529 error causes agent loop to fail with no retry
Why: the application wraps the call in a try/except that catches before the SDK's built-in retry logic fires.
Detect: 529 errors appear in logs without multiple retry attempts; SDK retry count stays at 1.
Fix: let the SDK handle 529 retries; if you must catch, do so only after the SDK exhausts its own retries.

Parallel tool calls return results in wrong order
Why: the caller sends tool_result messages in a different order than the tool_use blocks were issued; Claude confuses which result belongs to which call.
Detect: Claude's response references the wrong tool result; check that each tool_result tool_use_id exactly matches the corresponding tool_use block's id.
Fix: always match tool_result messages to their tool_use block by id, not by position.

Extended thinking budget exhausted before the model reaches an answer
Why: budget_tokens is too low for the complexity of the task; reasoning is cut off mid-chain.
Detect: the thinking block ends abruptly; stop_reason is max_tokens rather than end_turn.
Fix: increase budget_tokens; start at 8,000–10,000 for complex reasoning tasks and tune down.

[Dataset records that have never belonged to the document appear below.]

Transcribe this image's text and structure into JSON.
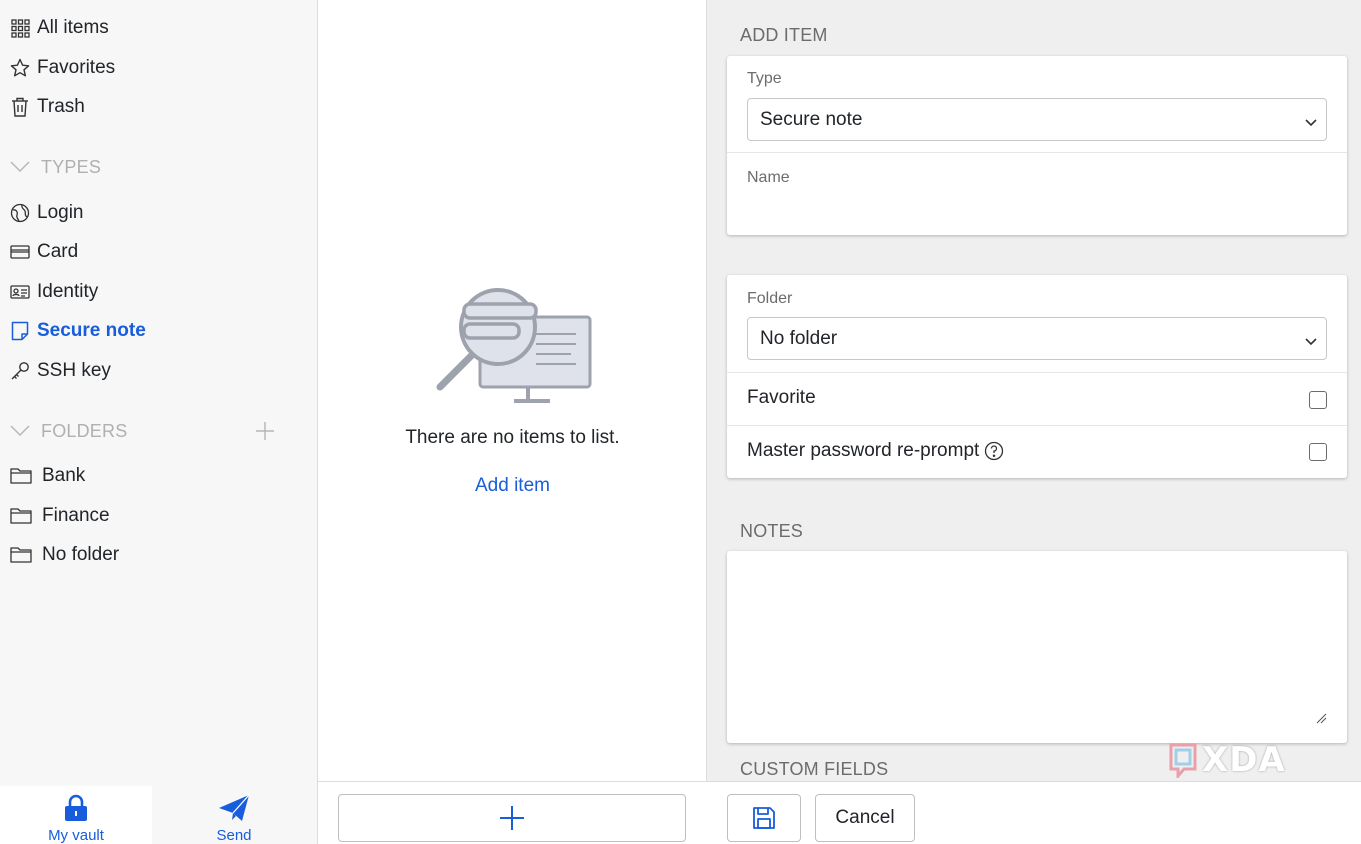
{
  "sidebar": {
    "top_items": [
      {
        "label": "All items",
        "icon": "grid-icon"
      },
      {
        "label": "Favorites",
        "icon": "star-icon"
      },
      {
        "label": "Trash",
        "icon": "trash-icon"
      }
    ],
    "types_heading": "TYPES",
    "types": [
      {
        "label": "Login",
        "icon": "globe-icon"
      },
      {
        "label": "Card",
        "icon": "credit-card-icon"
      },
      {
        "label": "Identity",
        "icon": "id-card-icon"
      },
      {
        "label": "Secure note",
        "icon": "sticky-note-icon",
        "active": true
      },
      {
        "label": "SSH key",
        "icon": "key-icon"
      }
    ],
    "folders_heading": "FOLDERS",
    "folders": [
      {
        "label": "Bank",
        "icon": "folder-icon"
      },
      {
        "label": "Finance",
        "icon": "folder-icon"
      },
      {
        "label": "No folder",
        "icon": "folder-icon"
      }
    ]
  },
  "bottom_nav": {
    "vault_label": "My vault",
    "send_label": "Send"
  },
  "list": {
    "empty_text": "There are no items to list.",
    "add_item_label": "Add item"
  },
  "form": {
    "section_title": "ADD ITEM",
    "type_label": "Type",
    "type_value": "Secure note",
    "name_label": "Name",
    "name_value": "",
    "folder_label": "Folder",
    "folder_value": "No folder",
    "favorite_label": "Favorite",
    "favorite_checked": false,
    "reprompt_label": "Master password re-prompt",
    "reprompt_checked": false,
    "notes_title": "NOTES",
    "notes_value": "",
    "custom_fields_title": "CUSTOM FIELDS",
    "cancel_label": "Cancel"
  },
  "colors": {
    "accent": "#175ddc",
    "sidebar_bg": "#f7f7f7",
    "detail_bg": "#efefef"
  },
  "watermark": "XDA"
}
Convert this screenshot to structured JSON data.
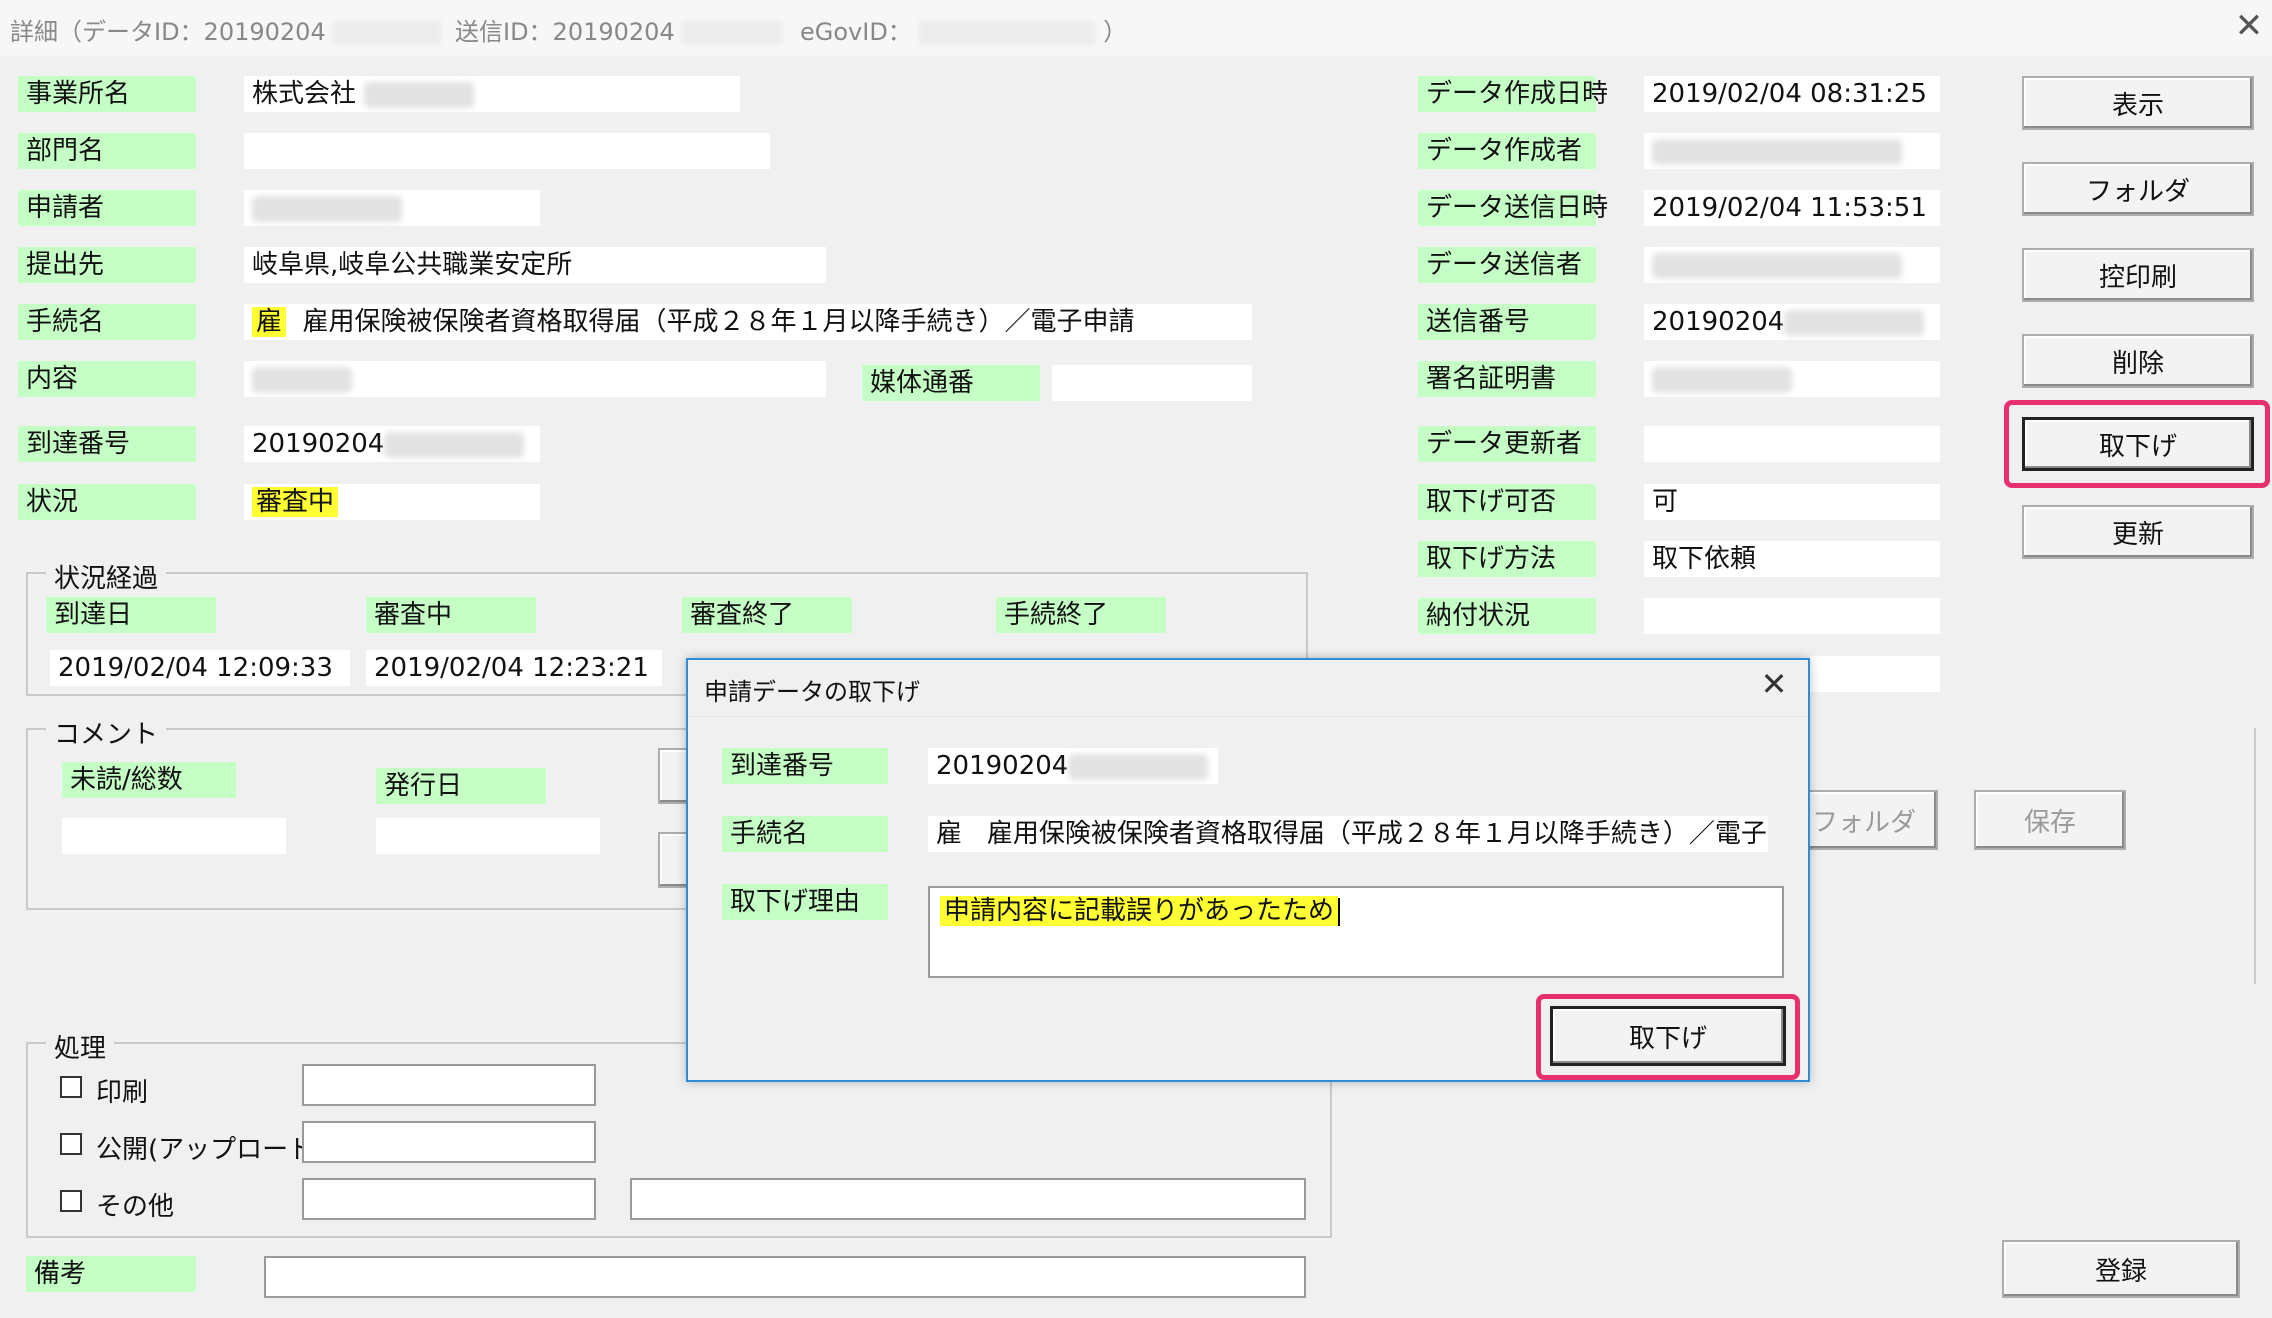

Batch job results never collected — 24-hour window expires
Why: the batch was submitted but the polling job failed; results expire after 24 hours.
Detect: batch.request_counts.expired is non-zero; logs show no polling calls after batch creation.
Fix: use a webhook for batch completion notification; or schedule a polling job with a dead-man's-switch alert if results are not collected within 12 hours.

Connections

prompting/techniques — prompt patterns that get the most from Claude
prompting/context-engineering — managing context window budget within API calls
protocols/mcp — MCP tools integrate on top of the tool use API
observability/platforms — tracing API calls for cost and latency
evals/methodology — testing Claude integrations; eval-driven development
synthesis/cost-optimisation — caching and batching as the top cost levers
apis/google-ai — sibling provider API; comparison on caching, tool use, and pricing
apis/aws-bedrock — Claude via AWS Bedrock; IAM auth, managed RAG, Guardrails; when to use Bedrock vs direct API
apis/what-is-an-api — fundamentals: HTTP, REST, JSON, status codes, rate limits, API keys

Open Questions

What are the rate limits and document size caps for the citations API in production use?
How does the extended-output beta header interact with prompt caching — does it affect cache key?
What are the cross-workspace cache sharing options beyond workspace isolation for enterprise teams?